An appeal was lodged with the Appeals Board, where the applicant made written submissions on the appropriate test for determining his eligibility. Specifically, it was claimed that the second limb of the eligibility test required an individualised assessment of the applicant’s needs to determine if a school was the nearest appropriate school.

In determining the case, the Appeal Board issued a short letter to the applicant stating that his appeal had been refused because he was not eligible for the scheme. The only reason provided to the boy was that he was not attending the nearest school to meet his educational needs. The boy later brought judicial review proceedings seeking to quash the decision.

High Court

The trial judge began by considering the relevant case law and the duty to provide reasons for a decision. The court considered Connelly v. An Bord Pleanala [2018] 2 I.L.R.M. 453 and MD v. Minister for Social Protection [2016] IEHC 70, ruling that the duty to give reasons could not be reduced to a box-ticking exercise and that any decision must outline the factors taken into account when determining a case. A good decision will inform a party in general terms why a particular conclusion was reached and allows a party to know whether they should appeal. Further, it was held that detailed reasons were important to identify whether a decision-maker had considered all the evidence in the case.

Applying the law to the facts of the case, Mr Justice Hyland held that the impugned decision of the Appeals Board was defective in two respects. First, the decision did not address the question of the correct interpretation of the eligibility criteria which were to be applied. The applicant asserted in his appeal that an individualised assessment had to be made by the Appeal Board when considering the special education needs of a student and whether a school met those needs.

The court noted that the respondents had made a cogent argument at the hearing regarding an alternative interpretation of the eligibility test. It was said that the two criteria for eligibility must be read together, and that the second limb (being the location of the nearest school) was to be mechanically applied after their diagnosed disability had been assessed.

However, the court pointed out that there was no attempt by the Appeals Board to assess the proper interpretation of the eligibility test in its decision, despite it clearly being a substantive issue in the proceedings due to the written submissions provided to the Board. Even if there was an implicit rejection of the boy’s submissions in the original decision, there was a total absence of reasons why that rejection occurred.

In the absence of any adequate reasons, the court outlined several potential rationales for the decision reached by the Appeals Board. It was then said that “the very fact that the Decision requires to be puzzled over in this way demonstrates the deficit in reasoning.”
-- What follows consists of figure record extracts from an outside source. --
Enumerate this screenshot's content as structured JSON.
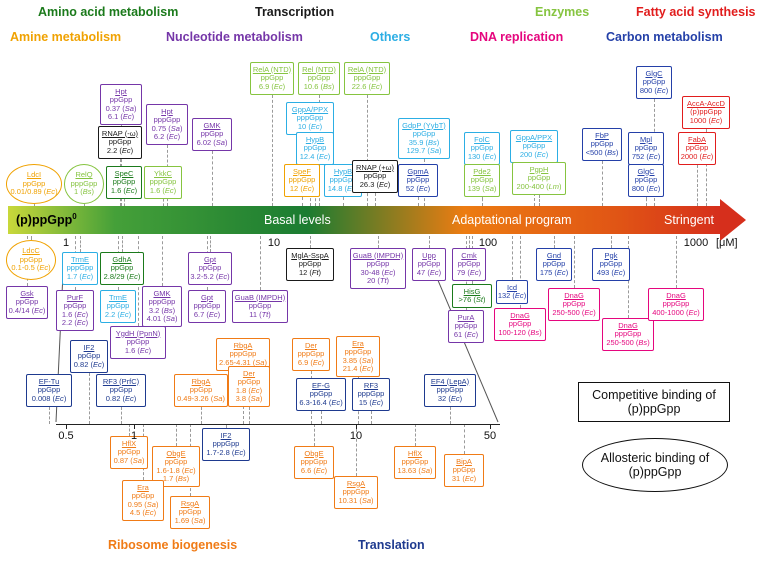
{
  "categories": {
    "amino_acid": {
      "label": "Amino acid metabolism",
      "color": "#1b7a1b"
    },
    "transcription": {
      "label": "Transcription",
      "color": "#1a1a1a"
    },
    "enzymes": {
      "label": "Enzymes",
      "color": "#86c440"
    },
    "fatty_acid": {
      "label": "Fatty acid synthesis",
      "color": "#e11d1d"
    },
    "amine": {
      "label": "Amine metabolism",
      "color": "#f0a202"
    },
    "nucleotide": {
      "label": "Nucleotide metabolism",
      "color": "#7536a8"
    },
    "others": {
      "label": "Others",
      "color": "#2caee4"
    },
    "dna_replication": {
      "label": "DNA replication",
      "color": "#e5067e"
    },
    "carbon": {
      "label": "Carbon metabolism",
      "color": "#2440a8"
    },
    "ribosome": {
      "label": "Ribosome biogenesis",
      "color": "#f07b16"
    },
    "translation": {
      "label": "Translation",
      "color": "#1e3a8f"
    }
  },
  "arrow": {
    "left_label": "(p)ppGpp",
    "left_superscript": "0",
    "zone_basal": "Basal levels",
    "zone_adaptational": "Adaptational program",
    "zone_stringent": "Stringent",
    "gradient": [
      [
        "#c9d83a",
        "0%"
      ],
      [
        "#45a039",
        "15%"
      ],
      [
        "#1b7c31",
        "42%"
      ],
      [
        "#ec7c12",
        "64%"
      ],
      [
        "#e05415",
        "86%"
      ],
      [
        "#d62f1c",
        "100%"
      ]
    ]
  },
  "main_axis": {
    "ticks": [
      "1",
      "10",
      "100",
      "1000"
    ],
    "unit": "[μM]"
  },
  "lower_axis": {
    "ticks": [
      "0.5",
      "1",
      "10",
      "50"
    ]
  },
  "binding_legend": {
    "competitive": "Competitive binding of (p)ppGpp",
    "allosteric": "Allosteric binding of (p)ppGpp"
  },
  "targets": [
    {
      "id": "ldcI",
      "category": "amine",
      "binding": "allosteric",
      "lines": [
        "LdcI",
        "ppGpp",
        "0.01/0.89 (Ec)"
      ]
    },
    {
      "id": "relQ",
      "category": "enzymes",
      "binding": "allosteric",
      "lines": [
        "RelQ",
        "pppGpp",
        "1 (Bs)"
      ]
    },
    {
      "id": "speC",
      "category": "amino_acid",
      "binding": "competitive",
      "lines": [
        "SpeC",
        "ppGpp",
        "1.6 (Ec)"
      ]
    },
    {
      "id": "ykkC",
      "category": "enzymes",
      "binding": "competitive",
      "lines": [
        "YkkC",
        "pppGpp",
        "1.6 (Ec)"
      ]
    },
    {
      "id": "hpt1",
      "category": "nucleotide",
      "binding": "competitive",
      "lines": [
        "Hpt",
        "ppGpp",
        "0.37 (Sa)",
        "6.1 (Ec)"
      ]
    },
    {
      "id": "rnapMinus",
      "category": "transcription",
      "binding": "competitive",
      "lines": [
        "RNAP (-ω)",
        "ppGpp",
        "2.2 (Ec)"
      ]
    },
    {
      "id": "hpt2",
      "category": "nucleotide",
      "binding": "competitive",
      "lines": [
        "Hpt",
        "pppGpp",
        "0.75 (Sa)",
        "6.2 (Ec)"
      ]
    },
    {
      "id": "gmkTop",
      "category": "nucleotide",
      "binding": "competitive",
      "lines": [
        "GMK",
        "ppGpp",
        "6.02 (Sa)"
      ]
    },
    {
      "id": "relAntd1",
      "category": "enzymes",
      "binding": "competitive",
      "lines": [
        "RelA (NTD)",
        "ppGpp",
        "6.9 (Ec)"
      ]
    },
    {
      "id": "relNtd",
      "category": "enzymes",
      "binding": "competitive",
      "lines": [
        "Rel (NTD)",
        "ppGpp",
        "10.6 (Bs)"
      ]
    },
    {
      "id": "relAntd2",
      "category": "enzymes",
      "binding": "competitive",
      "lines": [
        "RelA (NTD)",
        "pppGpp",
        "22.6 (Ec)"
      ]
    },
    {
      "id": "gppa1",
      "category": "others",
      "binding": "competitive",
      "lines": [
        "GppA/PPX",
        "pppGpp",
        "10 (Ec)"
      ]
    },
    {
      "id": "hypB1",
      "category": "others",
      "binding": "competitive",
      "lines": [
        "HypB",
        "ppGpp",
        "12.4 (Ec)"
      ]
    },
    {
      "id": "speF",
      "category": "amine",
      "binding": "competitive",
      "lines": [
        "SpeF",
        "pppGpp",
        "12 (Ec)"
      ]
    },
    {
      "id": "hypB2",
      "category": "others",
      "binding": "competitive",
      "lines": [
        "HypB",
        "pppGpp",
        "14.8 (Ec)"
      ]
    },
    {
      "id": "rnapPlus",
      "category": "transcription",
      "binding": "competitive",
      "lines": [
        "RNAP (+ω)",
        "ppGpp",
        "26.3 (Ec)"
      ]
    },
    {
      "id": "gdpP",
      "category": "others",
      "binding": "competitive",
      "lines": [
        "GdpP (YybT)",
        "ppGpp",
        "35.9 (Bs)",
        "129.7 (Sa)"
      ]
    },
    {
      "id": "gpmA",
      "category": "carbon",
      "binding": "competitive",
      "lines": [
        "GpmA",
        "ppGpp",
        "52 (Ec)"
      ]
    },
    {
      "id": "folC",
      "category": "others",
      "binding": "competitive",
      "lines": [
        "FolC",
        "ppGpp",
        "130 (Ec)"
      ]
    },
    {
      "id": "pde2",
      "category": "enzymes",
      "binding": "competitive",
      "lines": [
        "Pde2",
        "ppGpp",
        "139 (Sa)"
      ]
    },
    {
      "id": "gppa2",
      "category": "others",
      "binding": "competitive",
      "lines": [
        "GppA/PPX",
        "ppGpp",
        "200 (Ec)"
      ]
    },
    {
      "id": "pgpH",
      "category": "enzymes",
      "binding": "competitive",
      "lines": [
        "PgpH",
        "ppGpp",
        "200-400 (Lm)"
      ]
    },
    {
      "id": "fbp",
      "category": "carbon",
      "binding": "competitive",
      "lines": [
        "FbP",
        "ppGpp",
        "<500 (Bs)"
      ]
    },
    {
      "id": "mpl",
      "category": "carbon",
      "binding": "competitive",
      "lines": [
        "Mpl",
        "ppGpp",
        "752 (Ec)"
      ]
    },
    {
      "id": "glgC2",
      "category": "carbon",
      "binding": "competitive",
      "lines": [
        "GlgC",
        "ppGpp",
        "800 (Ec)"
      ]
    },
    {
      "id": "glgCTop",
      "category": "carbon",
      "binding": "competitive",
      "lines": [
        "GlgC",
        "ppGpp",
        "800 (Ec)"
      ]
    },
    {
      "id": "accAD",
      "category": "fatty_acid",
      "binding": "competitive",
      "lines": [
        "AccA-AccD",
        "(p)ppGpp",
        "1000 (Ec)"
      ]
    },
    {
      "id": "fabA",
      "category": "fatty_acid",
      "binding": "competitive",
      "lines": [
        "FabA",
        "ppGpp",
        "2000 (Ec)"
      ]
    },
    {
      "id": "ldcC",
      "category": "amine",
      "binding": "allosteric",
      "lines": [
        "LdcC",
        "ppGpp",
        "0.1-0.5 (Ec)"
      ]
    },
    {
      "id": "trmE1",
      "category": "others",
      "binding": "competitive",
      "lines": [
        "TrmE",
        "pppGpp",
        "1.7 (Ec)"
      ]
    },
    {
      "id": "gdhA",
      "category": "amino_acid",
      "binding": "competitive",
      "lines": [
        "GdhA",
        "ppGpp",
        "2.8/29 (Ec)"
      ]
    },
    {
      "id": "gpt1",
      "category": "nucleotide",
      "binding": "competitive",
      "lines": [
        "Gpt",
        "ppGpp",
        "3.2-5.2 (Ec)"
      ]
    },
    {
      "id": "mglA",
      "category": "transcription",
      "binding": "competitive",
      "lines": [
        "MglA-SspA",
        "ppGpp",
        "12 (Ft)"
      ]
    },
    {
      "id": "guaB1",
      "category": "nucleotide",
      "binding": "competitive",
      "lines": [
        "GuaB (IMPDH)",
        "ppGpp",
        "30-48 (Ec)",
        "20 (Tt)"
      ]
    },
    {
      "id": "upp",
      "category": "nucleotide",
      "binding": "competitive",
      "lines": [
        "Upp",
        "ppGpp",
        "47 (Ec)"
      ]
    },
    {
      "id": "cmk",
      "category": "nucleotide",
      "binding": "competitive",
      "lines": [
        "Cmk",
        "ppGpp",
        "79 (Ec)"
      ]
    },
    {
      "id": "gnd",
      "category": "carbon",
      "binding": "competitive",
      "lines": [
        "Gnd",
        "ppGpp",
        "175 (Ec)"
      ]
    },
    {
      "id": "pgk",
      "category": "carbon",
      "binding": "competitive",
      "lines": [
        "Pgk",
        "ppGpp",
        "493 (Ec)"
      ]
    },
    {
      "id": "gsk",
      "category": "nucleotide",
      "binding": "competitive",
      "lines": [
        "Gsk",
        "ppGpp",
        "0.4/14 (Ec)"
      ]
    },
    {
      "id": "purF",
      "category": "nucleotide",
      "binding": "competitive",
      "lines": [
        "PurF",
        "ppGpp",
        "1.6 (Ec)",
        "2.2 (Ec)"
      ]
    },
    {
      "id": "trmE2",
      "category": "others",
      "binding": "competitive",
      "lines": [
        "TrmE",
        "ppGpp",
        "2.2 (Ec)"
      ]
    },
    {
      "id": "gmk2",
      "category": "nucleotide",
      "binding": "competitive",
      "lines": [
        "GMK",
        "pppGpp",
        "3.2 (Bs)",
        "4.01 (Sa)"
      ]
    },
    {
      "id": "gpt2",
      "category": "nucleotide",
      "binding": "competitive",
      "lines": [
        "Gpt",
        "pppGpp",
        "6.7 (Ec)"
      ]
    },
    {
      "id": "guaB2",
      "category": "nucleotide",
      "binding": "competitive",
      "lines": [
        "GuaB (IMPDH)",
        "ppGpp",
        "11 (Tt)"
      ]
    },
    {
      "id": "hisG",
      "category": "amino_acid",
      "binding": "competitive",
      "lines": [
        "HisG",
        ">76 (St)"
      ]
    },
    {
      "id": "icd",
      "category": "carbon",
      "binding": "competitive",
      "lines": [
        "Icd",
        "132 (Ec)"
      ]
    },
    {
      "id": "purA",
      "category": "nucleotide",
      "binding": "competitive",
      "lines": [
        "PurA",
        "ppGpp",
        "61 (Ec)"
      ]
    },
    {
      "id": "ygdH",
      "category": "nucleotide",
      "binding": "competitive",
      "lines": [
        "YgdH (PpnN)",
        "ppGpp",
        "1.6 (Ec)"
      ]
    },
    {
      "id": "dnaGbs1",
      "category": "dna_replication",
      "binding": "competitive",
      "lines": [
        "DnaG",
        "ppGpp",
        "100-120 (Bs)"
      ]
    },
    {
      "id": "dnaGec1",
      "category": "dna_replication",
      "binding": "competitive",
      "lines": [
        "DnaG",
        "ppGpp",
        "250-500 (Ec)"
      ]
    },
    {
      "id": "dnaGbs2",
      "category": "dna_replication",
      "binding": "competitive",
      "lines": [
        "DnaG",
        "pppGpp",
        "250-500 (Bs)"
      ]
    },
    {
      "id": "dnaGec2",
      "category": "dna_replication",
      "binding": "competitive",
      "lines": [
        "DnaG",
        "pppGpp",
        "400-1000 (Ec)"
      ]
    },
    {
      "id": "efTu",
      "category": "translation",
      "binding": "competitive",
      "lines": [
        "EF-Tu",
        "ppGpp",
        "0.008 (Ec)"
      ]
    },
    {
      "id": "if2a",
      "category": "translation",
      "binding": "competitive",
      "lines": [
        "IF2",
        "ppGpp",
        "0.82 (Ec)"
      ]
    },
    {
      "id": "rf3a",
      "category": "translation",
      "binding": "competitive",
      "lines": [
        "RF3 (PrfC)",
        "ppGpp",
        "0.82 (Ec)"
      ]
    },
    {
      "id": "rbgA1",
      "category": "ribosome",
      "binding": "competitive",
      "lines": [
        "RbgA",
        "ppGpp",
        "0.49-3.26 (Sa)"
      ]
    },
    {
      "id": "rbgA2",
      "category": "ribosome",
      "binding": "competitive",
      "lines": [
        "RbgA",
        "pppGpp",
        "2.65-4.31 (Sa)"
      ]
    },
    {
      "id": "der1",
      "category": "ribosome",
      "binding": "competitive",
      "lines": [
        "Der",
        "ppGpp",
        "1.8 (Ec)",
        "3.8 (Sa)"
      ]
    },
    {
      "id": "der2",
      "category": "ribosome",
      "binding": "competitive",
      "lines": [
        "Der",
        "pppGpp",
        "6.9 (Ec)"
      ]
    },
    {
      "id": "era2",
      "category": "ribosome",
      "binding": "competitive",
      "lines": [
        "Era",
        "pppGpp",
        "3.85 (Sa)",
        "21.4 (Ec)"
      ]
    },
    {
      "id": "efG",
      "category": "translation",
      "binding": "competitive",
      "lines": [
        "EF-G",
        "ppGpp",
        "6.3-16.4 (Ec)"
      ]
    },
    {
      "id": "rf3b",
      "category": "translation",
      "binding": "competitive",
      "lines": [
        "RF3",
        "pppGpp",
        "15 (Ec)"
      ]
    },
    {
      "id": "ef4",
      "category": "translation",
      "binding": "competitive",
      "lines": [
        "EF4 (LepA)",
        "pppGpp",
        "32 (Ec)"
      ]
    },
    {
      "id": "if2b",
      "category": "translation",
      "binding": "competitive",
      "lines": [
        "IF2",
        "pppGpp",
        "1.7-2.8 (Ec)"
      ]
    },
    {
      "id": "hflX1",
      "category": "ribosome",
      "binding": "competitive",
      "lines": [
        "HflX",
        "ppGpp",
        "0.87 (Sa)"
      ]
    },
    {
      "id": "obgE1",
      "category": "ribosome",
      "binding": "competitive",
      "lines": [
        "ObgE",
        "ppGpp",
        "1.6-1.8 (Ec)",
        "1.7 (Bs)"
      ]
    },
    {
      "id": "era1",
      "category": "ribosome",
      "binding": "competitive",
      "lines": [
        "Era",
        "ppGpp",
        "0.95 (Sa)",
        "4.5 (Ec)"
      ]
    },
    {
      "id": "rsgA1",
      "category": "ribosome",
      "binding": "competitive",
      "lines": [
        "RsgA",
        "ppGpp",
        "1.69 (Sa)"
      ]
    },
    {
      "id": "obgE2",
      "category": "ribosome",
      "binding": "competitive",
      "lines": [
        "ObgE",
        "pppGpp",
        "6.6 (Ec)"
      ]
    },
    {
      "id": "rsgA2",
      "category": "ribosome",
      "binding": "competitive",
      "lines": [
        "RsgA",
        "pppGpp",
        "10.31 (Sa)"
      ]
    },
    {
      "id": "hflX2",
      "category": "ribosome",
      "binding": "competitive",
      "lines": [
        "HflX",
        "pppGpp",
        "13.63 (Sa)"
      ]
    },
    {
      "id": "bipA",
      "category": "ribosome",
      "binding": "competitive",
      "lines": [
        "BipA",
        "ppGpp",
        "31 (Ec)"
      ]
    }
  ]
}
Further, it was held that the decision was unsatisfactory because the Appeals Board failed to identify the educational placement type that properly met the boy’s needs or where the nearest recognised school unit that would meet those needs.

Conclusion

The court concluded by stating that the Department of Education had established the Appeals Board for good reasons and that “all this is set at nought if the Board are free to simply announce their decisions without adequately explaining same, so that parents or guardians unsuccessful in appeals against refusal to provide school transport cannot understand why.” Further, the absence of adequate reasons undermined the independence of the Appeals Board. However, it was noted that a decision of the Appeals Board did not need to be written the same standard as a court judgment.

In the circumstances, the court determined that no adequate reasons were provided for the decision and, as such, the court duly quashed the decision. The matter was remitted to the Appeals Board for fresh consideration.